SOLTANTO PER DISTRIBUZIONE GRATUITA.

Traduzione di Simone Schiaratura.

 

 

I MAGGIORI OSTACOLI PER UNA MEDITAZIONE EFFICACE e una visione profonda liberatoria prendono la forma di uno o più dei cinque impedimenti. L’intera pratica che conduce all’Illuminazione può essere ben espressa come lo sforzo di superare i cinque impedimenti, all’inizio sopprimendoli temporaneamente al fine di sperimentare i jhana e la saggezza intuitiva, e poi superandoli permanentemente tramite il pieno sviluppo del nobile ottuplice sentiero.

 

Quindi, quali sono questi cinque impedimenti? Sono:

KAMACCHANDA: desiderio sensoriale

VYAPADA: malevolenza

THINA-MIDDHA: pigrizia e torpore

UDDHACCA-KUKKUCCA: inquietudine e rimorso

VICIKICCHA: dubbio

 

1. Il desiderio sensoriale si riferisce a quel particolare tipo di bisogno che cerca la felicità attraverso i cinque sensi (vista, udito, odorato, gusto e contatto fisico). Più specificatamente esclude una qualsiasi aspirazione alla felicità attraverso il solo sesto senso: la mente.

Nella sua forma estrema, il desiderio sensoriale è l’ossessione di cercare il piacere in attività come l’intimità sessuale, del buon cibo o della buona musica. Ma include anche il desiderio di rimpiazzare irritanti o persino dolorose esperienze dei cinque sensi con altre piacevoli, cioè il desiderio per il benessere fisico. Il Buddha paragonava il desiderio sensoriale al ricevere un prestito. Qualunque piacere si sperimenti attraverso questi cinque sensi deve essere restituito attraverso la sgradevole sensazione della separazione, della perdita o del vuoto famelico che segue incessantemente una volta che il piacere si è consumato. Come per ogni prestito, c’è anche la questione degli interessi e quindi, come disse il Buddha, il piacere è piccolo se confrontato alla sofferenza restituita.

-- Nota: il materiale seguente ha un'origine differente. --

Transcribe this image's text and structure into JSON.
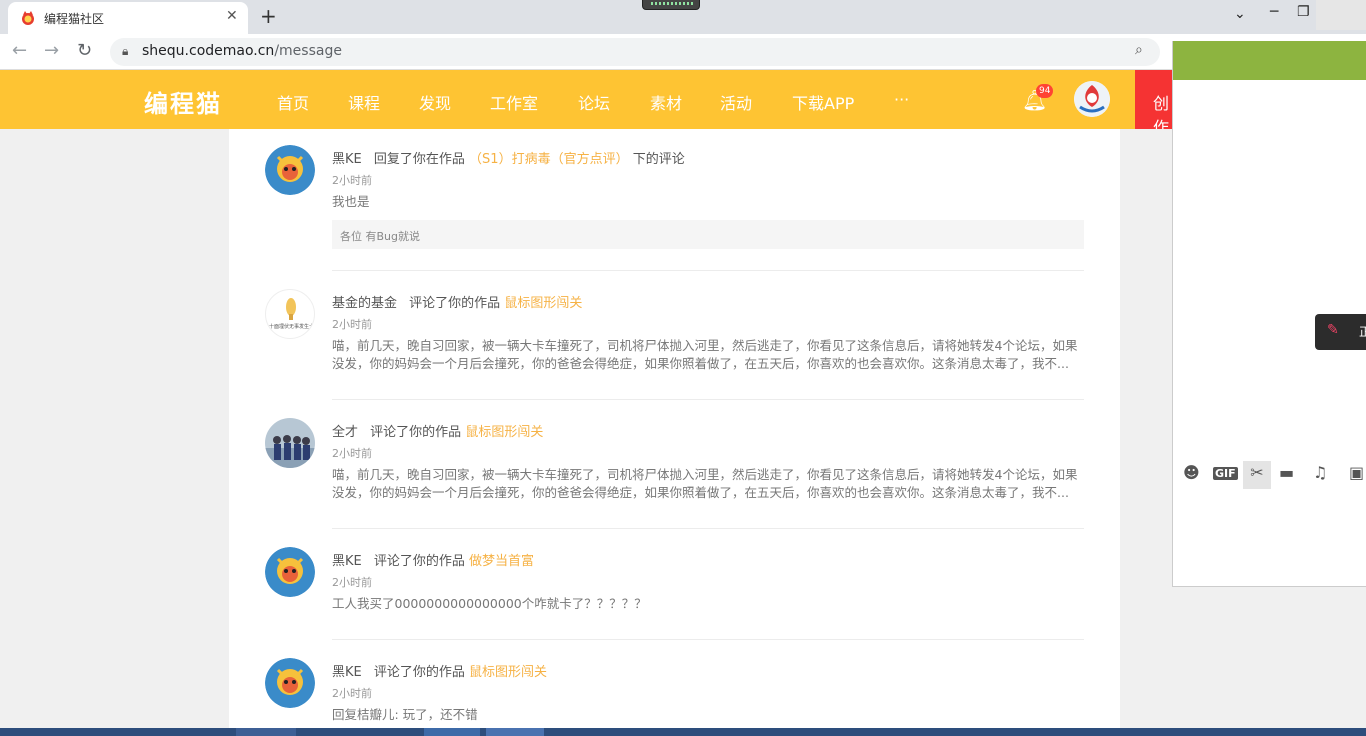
{
  "browser": {
    "tab_title": "编程猫社区",
    "tab_close": "✕",
    "new_tab": "+",
    "url_host": "shequ.codemao.cn",
    "url_path": "/message",
    "minimize": "─",
    "restore": "❐",
    "chevron": "⌄"
  },
  "header": {
    "logo": "编程猫",
    "nav": [
      "首页",
      "课程",
      "发现",
      "工作室",
      "论坛",
      "素材",
      "活动",
      "下载APP",
      "···"
    ],
    "badge": "94",
    "create_label": "创作"
  },
  "messages": [
    {
      "user": "黑KE",
      "action": "回复了你在作品",
      "work": "（S1）打病毒（官方点评）",
      "suffix": "下的评论",
      "time": "2小时前",
      "body": "我也是",
      "quote": "各位 有Bug就说"
    },
    {
      "user": "基金的基金",
      "action": "评论了你的作品",
      "work": "鼠标图形闯关",
      "time": "2小时前",
      "body": "喵，前几天，晚自习回家，被一辆大卡车撞死了，司机将尸体抛入河里，然后逃走了，你看见了这条信息后，请将她转发4个论坛，如果没发，你的妈妈会一个月后会撞死，你的爸爸会得绝症，如果你照着做了，在五天后，你喜欢的也会喜欢你。这条消息太毒了，我不..."
    },
    {
      "user": "全才",
      "action": "评论了你的作品",
      "work": "鼠标图形闯关",
      "time": "2小时前",
      "body": "喵，前几天，晚自习回家，被一辆大卡车撞死了，司机将尸体抛入河里，然后逃走了，你看见了这条信息后，请将她转发4个论坛，如果没发，你的妈妈会一个月后会撞死，你的爸爸会得绝症，如果你照着做了，在五天后，你喜欢的也会喜欢你。这条消息太毒了，我不..."
    },
    {
      "user": "黑KE",
      "action": "评论了你的作品",
      "work": "做梦当首富",
      "time": "2小时前",
      "body": "工人我买了0000000000000000个咋就卡了？？？？？"
    },
    {
      "user": "黑KE",
      "action": "评论了你的作品",
      "work": "鼠标图形闯关",
      "time": "2小时前",
      "body": "回复桔瓣儿:  玩了，还不错"
    }
  ],
  "avatar2_caption": "十面埋伏无事发生十",
  "chat": {
    "tools": [
      "smile-icon",
      "gif-icon",
      "scissors-icon",
      "folder-icon",
      "music-icon",
      "image-icon"
    ],
    "gif_label": "GIF",
    "mute_text": "正"
  },
  "colors": {
    "header": "#fec433",
    "work_link": "#f6b245",
    "create": "#f53333",
    "chat_top": "#8db440"
  }
}
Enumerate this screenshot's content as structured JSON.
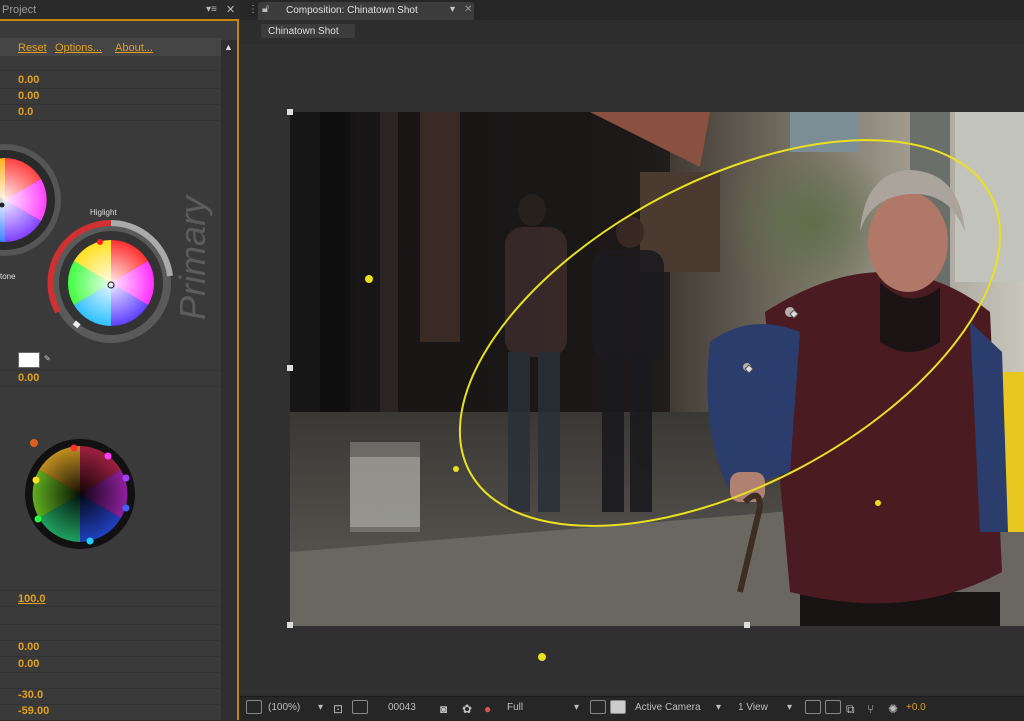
{
  "left_panel": {
    "tab_title": "Project",
    "toolbar": {
      "reset": "Reset",
      "options": "Options...",
      "about": "About..."
    },
    "values_top": [
      "0.00",
      "0.00",
      "0.0"
    ],
    "labels": {
      "highlight": "Higlight",
      "midtone": "tone",
      "primary": "Primary"
    },
    "swatch_value": "0.00",
    "values_bottom": [
      "100.0",
      "0.00",
      "0.00",
      "-30.0",
      "-59.00"
    ]
  },
  "composition": {
    "tab_label": "Composition: Chinatown Shot",
    "sub_tab": "Chinatown Shot"
  },
  "bottom_bar": {
    "zoom": "(100%)",
    "timecode": "00043",
    "resolution": "Full",
    "camera": "Active Camera",
    "views": "1 View",
    "exposure": "+0.0"
  },
  "colors": {
    "accent": "#e0a020",
    "mask": "#e8e020",
    "panel_border": "#c8860a"
  }
}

Nella meditazione, si trascende il desiderio sensoriale per un certo periodo lasciando andare la preoccupazione per questo corpo e l’attività dei suoi cinque sensi. Alcuni immaginano che i cinque sensi siano là per servire e proteggere il corpo ma la verità è che il corpo è là per servire i cinque sensi poiché essi agiscono nel mondo cercando in continuazione piaceri. Il Buddha, una volta infatti disse, "i cinque sensi SONO il mondo" e per lasciare questo mondo e godere dell'altra beatitudine mondana dei jhana, è necessario rinunciare per una volta a TUTTE le preoccupazioni per il corpo e i suoi cinque sensi.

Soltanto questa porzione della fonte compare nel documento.